Split Brain and Primary Resolution
Split brain occurs when there are two or more primary instances running for the same partition. In most cases the reason for such behavior would be a network disruption that does not allow each space instance to communicate with all lookup services running. Usually you will have each space instance communicating with a different lookup service rather all of them (two in most cases).
During this split clients may communicate with each primary considering it as its master data copy updating the data within the space. If the active GSM also loosing connectivity with both lookup service it may provision a new backup.
Once the connection between all instances of a given partition and all lookup services occurs and a split brain identified (more than a single primary instance identified for a given partition) the system determines which instance will remain the primary and which will turn into a backup instance. The data within the instance that was elected to a backup will be dropped.
The primary resolution may involves few steps. Each tries to calculate the most recent primary and its data consistency level. If the first step can’t determine who is primary (tie) the second step executed (tie break). If the second step can’t determine who is primary the third one is executed (second tie break). Once a primary is elected the other instance moved into a backup mode and recover its entire data from the existing primary.
Data resolution occurs between two different clusters using the WAN gateway as a replication channel. In this case a conflict resolution is executed.
Resolution - Step One
Each primary inspected by checking for multiple properties. As a result of this process an inconsistency ranking is calculated. The primary with the lowest ranking will be elected as the primary. If both primaries end up having the same inconsistency level, step two is executed.
The inconsistency level calculated using the mirror active primary identity and various replication statistics. Since the mirror will not allow multiple primaries for the same partition it can be useful with the inconsistency level calculation.
Resolution - Step Two
Each primary is inspected for the exact time it was elected to be a primary. The election time is stored within the lookup service. All lookup services are inspected during this process. The one which has been elected to be a primary first will be elected to be the primary. If both primary have been elected in the same time - step three is executed.
Resolution - Step Three
The system reviewing the primary instance names and choosing the one with the lowest lexical value to be the primary.
Common Causes For a Split-Brain
Below are the most common causes for Split-Brain scenarios and ways to detect them.
JVM Garbage Collection spikes - when a full GC happens it “stops-the-world” of both the GigaSpaces and application components (and holding internal clocks and timing) and external interactions.
- Using JMX or other monitoring tools you can monitor the JVM Garbage Collection activity. Once it gets into a full GC of longer than 30 seconds you should be alerted. You can use the Admin API and fetch the full GC events. If the GC takes more than 10 seconds, it will be logged as a warning in the GSM/GSC/GSA log file.

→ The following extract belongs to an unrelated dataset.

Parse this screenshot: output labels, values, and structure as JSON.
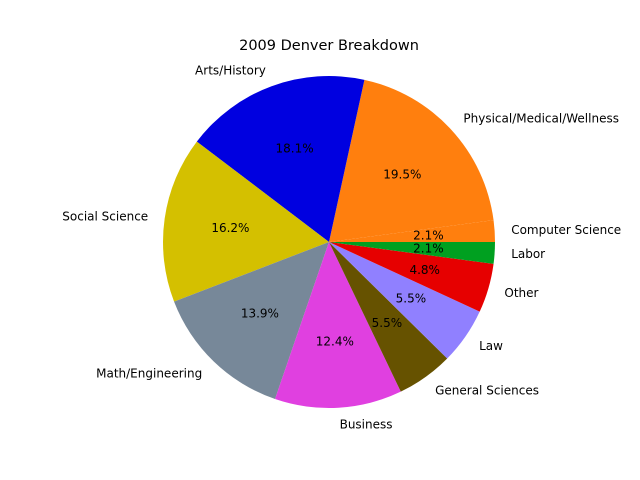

High (>90%) CPU utilization - As discussed, that can cause to various components (also external to GigaSpaces) to strive for CPU clock resources, such as keep alive mechanisms (which can miss events and therefore trigger initialization of redundant services or false alarms), IO/network lack of available sockets, OS fails to release resources etc. One should avoid getting into scenarios of constant (more than a minute) utilization of over 90% CPU.

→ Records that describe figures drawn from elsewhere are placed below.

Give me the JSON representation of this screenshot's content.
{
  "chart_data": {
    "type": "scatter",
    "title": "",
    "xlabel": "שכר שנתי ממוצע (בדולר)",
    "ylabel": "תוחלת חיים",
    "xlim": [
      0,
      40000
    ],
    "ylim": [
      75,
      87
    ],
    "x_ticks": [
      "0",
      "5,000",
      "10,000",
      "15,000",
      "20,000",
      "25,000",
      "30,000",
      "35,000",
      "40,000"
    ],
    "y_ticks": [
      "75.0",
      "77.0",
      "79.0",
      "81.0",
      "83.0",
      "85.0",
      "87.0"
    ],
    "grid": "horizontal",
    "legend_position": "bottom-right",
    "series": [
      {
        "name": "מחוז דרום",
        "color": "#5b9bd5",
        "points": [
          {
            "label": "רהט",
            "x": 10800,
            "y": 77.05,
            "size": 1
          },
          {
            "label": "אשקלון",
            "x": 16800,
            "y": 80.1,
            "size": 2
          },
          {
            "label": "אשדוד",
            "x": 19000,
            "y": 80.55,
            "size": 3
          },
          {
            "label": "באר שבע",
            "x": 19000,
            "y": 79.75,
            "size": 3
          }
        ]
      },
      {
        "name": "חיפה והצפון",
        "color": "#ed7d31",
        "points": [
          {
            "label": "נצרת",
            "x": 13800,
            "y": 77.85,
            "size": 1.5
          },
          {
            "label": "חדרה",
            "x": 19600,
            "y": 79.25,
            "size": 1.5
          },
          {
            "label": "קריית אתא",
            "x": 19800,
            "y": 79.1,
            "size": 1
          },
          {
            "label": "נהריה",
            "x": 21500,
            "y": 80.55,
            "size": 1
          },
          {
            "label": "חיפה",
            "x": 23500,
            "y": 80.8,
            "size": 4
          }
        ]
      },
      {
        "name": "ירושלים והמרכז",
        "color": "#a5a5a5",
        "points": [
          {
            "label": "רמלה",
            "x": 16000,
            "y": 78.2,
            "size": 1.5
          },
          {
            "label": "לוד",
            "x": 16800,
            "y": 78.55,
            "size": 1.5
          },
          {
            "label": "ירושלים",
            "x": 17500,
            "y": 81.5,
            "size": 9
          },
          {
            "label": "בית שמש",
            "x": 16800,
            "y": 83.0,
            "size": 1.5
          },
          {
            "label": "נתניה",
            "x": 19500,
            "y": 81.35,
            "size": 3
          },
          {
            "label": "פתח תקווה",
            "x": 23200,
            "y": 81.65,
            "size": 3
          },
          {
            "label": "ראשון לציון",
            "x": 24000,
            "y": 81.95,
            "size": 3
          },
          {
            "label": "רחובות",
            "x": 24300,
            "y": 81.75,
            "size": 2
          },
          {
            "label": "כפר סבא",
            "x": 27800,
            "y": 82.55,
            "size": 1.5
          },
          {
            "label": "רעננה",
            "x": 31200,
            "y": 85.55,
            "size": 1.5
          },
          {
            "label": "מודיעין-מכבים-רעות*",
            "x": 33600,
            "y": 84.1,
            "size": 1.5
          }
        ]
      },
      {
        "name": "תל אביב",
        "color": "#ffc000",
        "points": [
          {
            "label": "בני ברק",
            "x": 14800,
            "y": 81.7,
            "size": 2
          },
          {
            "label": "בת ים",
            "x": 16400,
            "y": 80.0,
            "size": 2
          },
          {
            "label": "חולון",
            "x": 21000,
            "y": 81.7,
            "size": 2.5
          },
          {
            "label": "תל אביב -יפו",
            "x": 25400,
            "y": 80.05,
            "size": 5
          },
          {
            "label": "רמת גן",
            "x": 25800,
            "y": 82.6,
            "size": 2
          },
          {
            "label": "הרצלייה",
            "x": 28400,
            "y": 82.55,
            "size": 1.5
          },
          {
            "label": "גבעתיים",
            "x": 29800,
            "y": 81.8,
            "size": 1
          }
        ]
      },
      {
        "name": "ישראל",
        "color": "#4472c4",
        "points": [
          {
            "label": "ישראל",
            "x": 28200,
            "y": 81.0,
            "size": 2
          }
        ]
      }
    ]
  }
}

- You can use the out-of-the-box CPU monitoring component (which uses SIGAR) for measuring the OS and JVM resources. It is easily accessible through the GigaSpaces Admin API.

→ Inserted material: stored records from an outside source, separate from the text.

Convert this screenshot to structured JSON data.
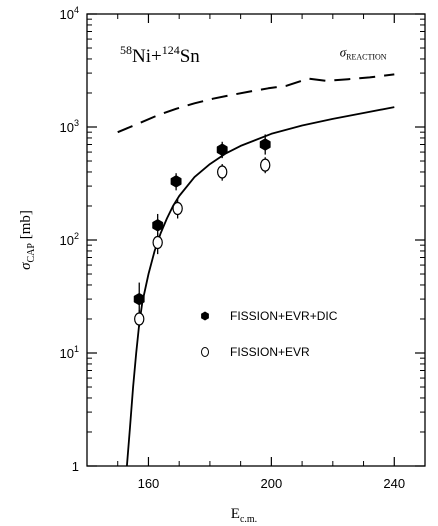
{
  "chart_data": {
    "type": "scatter",
    "title": "",
    "reaction_label": {
      "prefix": "58",
      "p1": "Ni+",
      "sup2": "124",
      "p2": "Sn"
    },
    "xlabel": {
      "main": "E",
      "sub": "c.m."
    },
    "ylabel": {
      "main": "σ",
      "sub": "CAP",
      "unit": "[mb]"
    },
    "x_range": [
      140,
      250
    ],
    "y_range": [
      1,
      10000
    ],
    "y_scale": "log",
    "x_ticks": [
      160,
      200,
      240
    ],
    "x_tick_labels": [
      "160",
      "200",
      "240"
    ],
    "x_minor_ticks": [
      150,
      170,
      180,
      190,
      210,
      220,
      230
    ],
    "y_ticks": [
      1,
      10,
      100,
      1000,
      10000
    ],
    "y_tick_labels": [
      {
        "base": "1",
        "exp": ""
      },
      {
        "base": "10",
        "exp": "1"
      },
      {
        "base": "10",
        "exp": "2"
      },
      {
        "base": "10",
        "exp": "3"
      },
      {
        "base": "10",
        "exp": "4"
      }
    ],
    "legend_placement": "center-right",
    "series": [
      {
        "name": "FISSION+EVR+DIC",
        "marker": "filled-hexagon",
        "points": [
          {
            "x": 157.0,
            "y": 30,
            "ylow": 21,
            "yhigh": 42
          },
          {
            "x": 163.0,
            "y": 135,
            "ylow": 105,
            "yhigh": 170
          },
          {
            "x": 169.0,
            "y": 330,
            "ylow": 275,
            "yhigh": 390
          },
          {
            "x": 184.0,
            "y": 630,
            "ylow": 530,
            "yhigh": 740
          },
          {
            "x": 198.0,
            "y": 700,
            "ylow": 570,
            "yhigh": 860
          }
        ]
      },
      {
        "name": "FISSION+EVR",
        "marker": "open-circle",
        "points": [
          {
            "x": 157.0,
            "y": 20,
            "ylow": 17,
            "yhigh": 24
          },
          {
            "x": 163.0,
            "y": 95,
            "ylow": 75,
            "yhigh": 115
          },
          {
            "x": 169.5,
            "y": 190,
            "ylow": 155,
            "yhigh": 230
          },
          {
            "x": 184.0,
            "y": 400,
            "ylow": 335,
            "yhigh": 470
          },
          {
            "x": 198.0,
            "y": 460,
            "ylow": 390,
            "yhigh": 540
          }
        ]
      }
    ],
    "curves": [
      {
        "name": "σ_REACTION",
        "label": {
          "main": "σ",
          "sub": "REACTION"
        },
        "style": "dashed",
        "x": [
          150,
          157,
          163,
          169,
          175,
          181,
          187,
          193,
          199,
          205,
          212,
          218,
          225,
          232,
          240
        ],
        "y": [
          900,
          1080,
          1270,
          1450,
          1620,
          1780,
          1920,
          2060,
          2200,
          2320,
          2680,
          2560,
          2650,
          2750,
          2920
        ]
      },
      {
        "name": "calculation",
        "style": "solid",
        "x": [
          153,
          154,
          155,
          156,
          157,
          158,
          160,
          162,
          164,
          166,
          168,
          170,
          175,
          180,
          185,
          190,
          200,
          210,
          220,
          230,
          240
        ],
        "y": [
          1,
          2.2,
          5,
          10,
          18,
          28,
          50,
          80,
          115,
          155,
          200,
          245,
          360,
          470,
          580,
          680,
          870,
          1030,
          1180,
          1330,
          1500
        ]
      }
    ]
  }
}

Network outages/disconnections - As discussed, disconnections between the GSMs or GSMs and GSCs can cause any of the GSMs to get into what is called “islands”.
- You should be using a network monitoring tool to monitor network outages/disconnections and re connections on machines which run the GSMs and GSCs. Such tool should report and alert on exact datetime of the event.
In events of network or failures, the system might get into unexpected behavior, also called Islands, which are extreme and need special handling. Here are two islands scenarios you might encounter:
- When a server running one of the GSMs that is managing some of the PUs is disconnected from the network, and later reconnects with the network. The GSM (that was still a primary) tried to redeploy the failed PUs. It depends which of the two GSMs is the primary at the point of disconnection. If the primary GSM is on the island with the GSCs, its backup GSM will become a primary until the network disconnection is resolved. When the network is repaired, the GSM will realize that the ‘former’ primary is still managing the services, and return to its backup state. But if it was the other way around - and the primary GSM lost connection with its PUs either due-to network disconnection or any other failure - it will behave as primary and try to redeploy as soon as a GSC is available. That will lead obviously into inconsistent mapping of services and an inconsistent system.
- A more complex form of “islands” would be if on both islands GSCs are available, leading both GSMs to behave as primaries and deploy the failed PUs. Reconciling at this point will need to take data integrity into account.
The solution for these scenarios would be to manually reconcile the cluster. Terminate the GSM, with only one remaining managing GSM, restart the GSCs hosting the backup space instances, and as a last step, start the second GSM (will be the backup GSM).